Friedrichshafen hat einen Regionalflughafen, an dem sich das Land Baden-Württemberg – früher in bescheidenem Umfang, mittlerweile in sehr bescheidenem Umfang, nämlich mit 1,2 % – beteiligt. Das ist ein Regionalflughafen in dem Sinne, dass er regionale Träger hat und dass er vom Land Zuschüsse bekommen kann. Diese Zuschüsse hat er bekommen. Der Regionalflughafen Friedrichshafen hat jetzt große Ausbaupläne. Ich finde es gut, dass ein Flughafen eine längerfristige Vorausschau macht, sodass man das Ganze auf dem Tisch hat und nicht nur nach einer Salamitaktik vorgeht. In einem Gespräch neulich vor Ort – das ist ja mein eigener Wahlkreis, deswegen komme ich da gelegentlich vorbei –

(Abg. Wieser CDU: Das ist aber gut, Herr Abge- ordneter, dass Sie das machen!)

habe ich geschildert...

Herr Minister, gestatten Sie eine Zwischenfrage des Herrn Kollegen Zeller?

... ja, sofort; ich will nur den Satz zu Ende sagen –, dass die Finanzlage des Landes zurzeit keine ausreichende Perspektive für eine weitere finanzielle Förderung des Flughafens Friedrichshafen bietet.

(Abg. Pfister FDP/DVP: Das ist ja in Ordnung!)

Das begründe ich jetzt nicht luftverkehrsmäßig. Das wäre sehr wohl sinnvoll. Aber wenn ich in die Kasse schaue, stelle ich fest: Wir haben zurzeit 500 000 € für alle Regionalflughäfen. Da ist es ein bisschen herb, wenn die Wünsche in die Größenordnung von 20 Millionen € gehen.

(Abg. Pfister FDP/DVP: Das geht nicht!)

Bitte schön, Herr Zeller.

Herr Müller, darf ich Ihrer Aussage entnehmen, dass Sie den Antrag bzw. das Ansinnen des Flughafens Friedrichshafen, 10 Millionen € für den Ausbau zu bekommen, abschlägig beurteilen wollen?

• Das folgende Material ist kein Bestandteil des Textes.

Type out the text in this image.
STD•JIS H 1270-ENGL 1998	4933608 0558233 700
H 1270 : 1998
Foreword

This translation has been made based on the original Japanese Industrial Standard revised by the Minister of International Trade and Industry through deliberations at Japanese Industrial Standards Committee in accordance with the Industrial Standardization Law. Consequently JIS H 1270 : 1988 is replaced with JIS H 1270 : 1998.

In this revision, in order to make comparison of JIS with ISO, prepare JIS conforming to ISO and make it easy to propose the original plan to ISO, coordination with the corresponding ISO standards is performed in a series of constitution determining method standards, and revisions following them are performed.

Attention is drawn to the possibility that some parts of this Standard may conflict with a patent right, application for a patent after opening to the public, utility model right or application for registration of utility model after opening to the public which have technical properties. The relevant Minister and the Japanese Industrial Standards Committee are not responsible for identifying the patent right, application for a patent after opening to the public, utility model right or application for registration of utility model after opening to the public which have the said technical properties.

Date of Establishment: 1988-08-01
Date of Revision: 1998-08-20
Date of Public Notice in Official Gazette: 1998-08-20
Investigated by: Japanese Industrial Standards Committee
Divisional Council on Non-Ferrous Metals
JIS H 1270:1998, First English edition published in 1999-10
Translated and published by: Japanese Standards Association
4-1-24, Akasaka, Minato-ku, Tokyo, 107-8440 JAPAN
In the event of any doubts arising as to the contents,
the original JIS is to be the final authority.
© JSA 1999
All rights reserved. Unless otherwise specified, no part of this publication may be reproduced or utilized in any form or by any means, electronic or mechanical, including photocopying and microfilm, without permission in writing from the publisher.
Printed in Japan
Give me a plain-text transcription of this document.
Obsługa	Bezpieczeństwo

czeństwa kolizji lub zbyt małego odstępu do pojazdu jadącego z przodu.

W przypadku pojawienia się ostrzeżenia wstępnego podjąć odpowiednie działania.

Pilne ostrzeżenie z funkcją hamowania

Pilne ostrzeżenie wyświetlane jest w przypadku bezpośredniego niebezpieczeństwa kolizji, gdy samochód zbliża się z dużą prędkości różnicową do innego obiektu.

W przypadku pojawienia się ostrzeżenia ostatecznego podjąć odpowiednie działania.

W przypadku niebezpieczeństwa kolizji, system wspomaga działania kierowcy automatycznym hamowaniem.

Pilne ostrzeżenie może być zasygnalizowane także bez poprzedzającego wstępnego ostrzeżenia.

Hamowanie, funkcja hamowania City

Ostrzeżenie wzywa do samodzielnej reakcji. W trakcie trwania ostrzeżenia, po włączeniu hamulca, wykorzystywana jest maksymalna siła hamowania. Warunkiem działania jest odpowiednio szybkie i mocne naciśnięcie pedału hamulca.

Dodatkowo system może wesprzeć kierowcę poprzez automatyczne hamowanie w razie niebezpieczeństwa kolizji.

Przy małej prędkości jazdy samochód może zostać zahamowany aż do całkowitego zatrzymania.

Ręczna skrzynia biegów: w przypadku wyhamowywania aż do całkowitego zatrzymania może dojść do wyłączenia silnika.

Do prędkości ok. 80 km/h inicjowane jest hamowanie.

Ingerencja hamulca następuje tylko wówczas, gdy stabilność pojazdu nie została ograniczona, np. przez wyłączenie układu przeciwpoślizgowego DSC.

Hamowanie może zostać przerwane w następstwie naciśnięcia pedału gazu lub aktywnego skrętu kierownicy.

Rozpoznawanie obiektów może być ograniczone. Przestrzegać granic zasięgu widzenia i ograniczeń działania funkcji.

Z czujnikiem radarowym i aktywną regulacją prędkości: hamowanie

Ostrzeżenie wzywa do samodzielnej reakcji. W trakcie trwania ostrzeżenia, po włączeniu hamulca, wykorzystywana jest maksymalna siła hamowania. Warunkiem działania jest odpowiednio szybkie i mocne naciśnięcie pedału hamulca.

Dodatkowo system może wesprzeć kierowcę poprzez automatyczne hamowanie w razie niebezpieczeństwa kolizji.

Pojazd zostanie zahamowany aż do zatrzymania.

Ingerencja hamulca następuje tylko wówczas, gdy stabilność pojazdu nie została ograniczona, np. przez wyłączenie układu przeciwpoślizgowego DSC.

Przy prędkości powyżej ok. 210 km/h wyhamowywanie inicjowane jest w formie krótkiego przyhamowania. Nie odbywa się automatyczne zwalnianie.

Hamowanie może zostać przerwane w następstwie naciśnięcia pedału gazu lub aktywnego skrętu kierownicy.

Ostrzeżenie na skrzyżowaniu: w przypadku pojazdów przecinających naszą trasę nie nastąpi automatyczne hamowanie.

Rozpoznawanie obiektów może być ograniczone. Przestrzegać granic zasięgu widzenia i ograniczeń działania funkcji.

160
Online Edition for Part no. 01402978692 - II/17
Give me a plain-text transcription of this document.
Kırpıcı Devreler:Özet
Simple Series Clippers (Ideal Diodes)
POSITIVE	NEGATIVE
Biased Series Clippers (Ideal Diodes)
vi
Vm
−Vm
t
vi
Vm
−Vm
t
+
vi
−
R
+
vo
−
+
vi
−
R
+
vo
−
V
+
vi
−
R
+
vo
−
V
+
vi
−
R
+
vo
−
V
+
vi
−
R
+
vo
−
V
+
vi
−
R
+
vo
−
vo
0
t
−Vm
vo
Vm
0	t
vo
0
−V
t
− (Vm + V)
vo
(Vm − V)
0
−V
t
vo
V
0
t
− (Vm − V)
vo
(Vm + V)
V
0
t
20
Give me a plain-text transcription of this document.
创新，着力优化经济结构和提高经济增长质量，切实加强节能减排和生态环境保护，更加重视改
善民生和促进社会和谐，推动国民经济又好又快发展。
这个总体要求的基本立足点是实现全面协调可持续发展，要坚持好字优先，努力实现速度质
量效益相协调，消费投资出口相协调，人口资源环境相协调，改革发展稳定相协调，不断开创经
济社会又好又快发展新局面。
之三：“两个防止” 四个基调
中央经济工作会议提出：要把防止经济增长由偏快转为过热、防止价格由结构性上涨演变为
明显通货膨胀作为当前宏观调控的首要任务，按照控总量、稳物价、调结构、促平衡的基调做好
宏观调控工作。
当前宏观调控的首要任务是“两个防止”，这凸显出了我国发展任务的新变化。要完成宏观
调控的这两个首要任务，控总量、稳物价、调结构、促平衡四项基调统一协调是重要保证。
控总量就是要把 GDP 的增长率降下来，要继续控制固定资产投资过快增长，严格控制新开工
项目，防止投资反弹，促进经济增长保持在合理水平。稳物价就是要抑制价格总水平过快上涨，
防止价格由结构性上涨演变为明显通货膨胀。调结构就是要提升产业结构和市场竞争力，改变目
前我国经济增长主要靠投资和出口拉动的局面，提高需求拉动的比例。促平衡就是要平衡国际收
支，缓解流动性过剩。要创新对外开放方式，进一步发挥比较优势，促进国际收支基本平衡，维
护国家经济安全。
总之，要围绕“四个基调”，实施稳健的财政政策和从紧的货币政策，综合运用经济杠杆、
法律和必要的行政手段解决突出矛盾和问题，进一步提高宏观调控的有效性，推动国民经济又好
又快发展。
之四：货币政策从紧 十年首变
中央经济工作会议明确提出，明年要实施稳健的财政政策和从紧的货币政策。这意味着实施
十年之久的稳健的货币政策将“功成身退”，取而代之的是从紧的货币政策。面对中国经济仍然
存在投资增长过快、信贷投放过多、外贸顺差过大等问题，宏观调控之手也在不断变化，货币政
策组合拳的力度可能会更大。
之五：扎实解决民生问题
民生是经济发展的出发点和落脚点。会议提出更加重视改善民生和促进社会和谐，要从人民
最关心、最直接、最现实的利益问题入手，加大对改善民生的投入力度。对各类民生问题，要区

(Abg. Pfister FDP/DVP: Sie haben doch zugehört, Herr Zeller! Das war doch eindeutig!)

Ja. Ich habe das in einem Gespräch zum Ausdruck gebracht. So ist es.

(Zuruf von der SPD: Er hat doch nur nachgefragt! Das ist doch sein Recht!)

Ich habe in einem Gespräch mit dem Oberbürgermeister der Stadt Friedrichshafen zu Beginn dieser Woche gesagt, dass ich zurzeit keine Finanzierungsperspektive sehe. Das kann sich wieder einmal ändern, das schließe ich nicht aus. Aber zurzeit gibt es keine Finanzierungsperspektive. Sie wissen, dass ich mich früher sehr für eine entsprechende Förderung des Flughafens Friedrichshafen engagiert habe. Da war ich phasenweise allein. Ich war dafür aber ganz schön erfolgreich.

(Abg. Zeller SPD: Das ist doch nicht wahr! Der Ausbau war zur Zeit der großen Koalition! Da wa- ren Sie noch gar nicht im Landtag!)

Heute ist die Finanzlage des Landes anders. Deswegen schildere ich die Situation ganz einfach realistisch so, wie sie ist.

(Abg. Pfister FDP/DVP: Klare Antwort!)

Sie wollen Klarheit? Die bekommen Sie.

Ich komme zu Söllingen.

(Abg. Zeller SPD: Das war zur Zeit der großen Ko- alition!)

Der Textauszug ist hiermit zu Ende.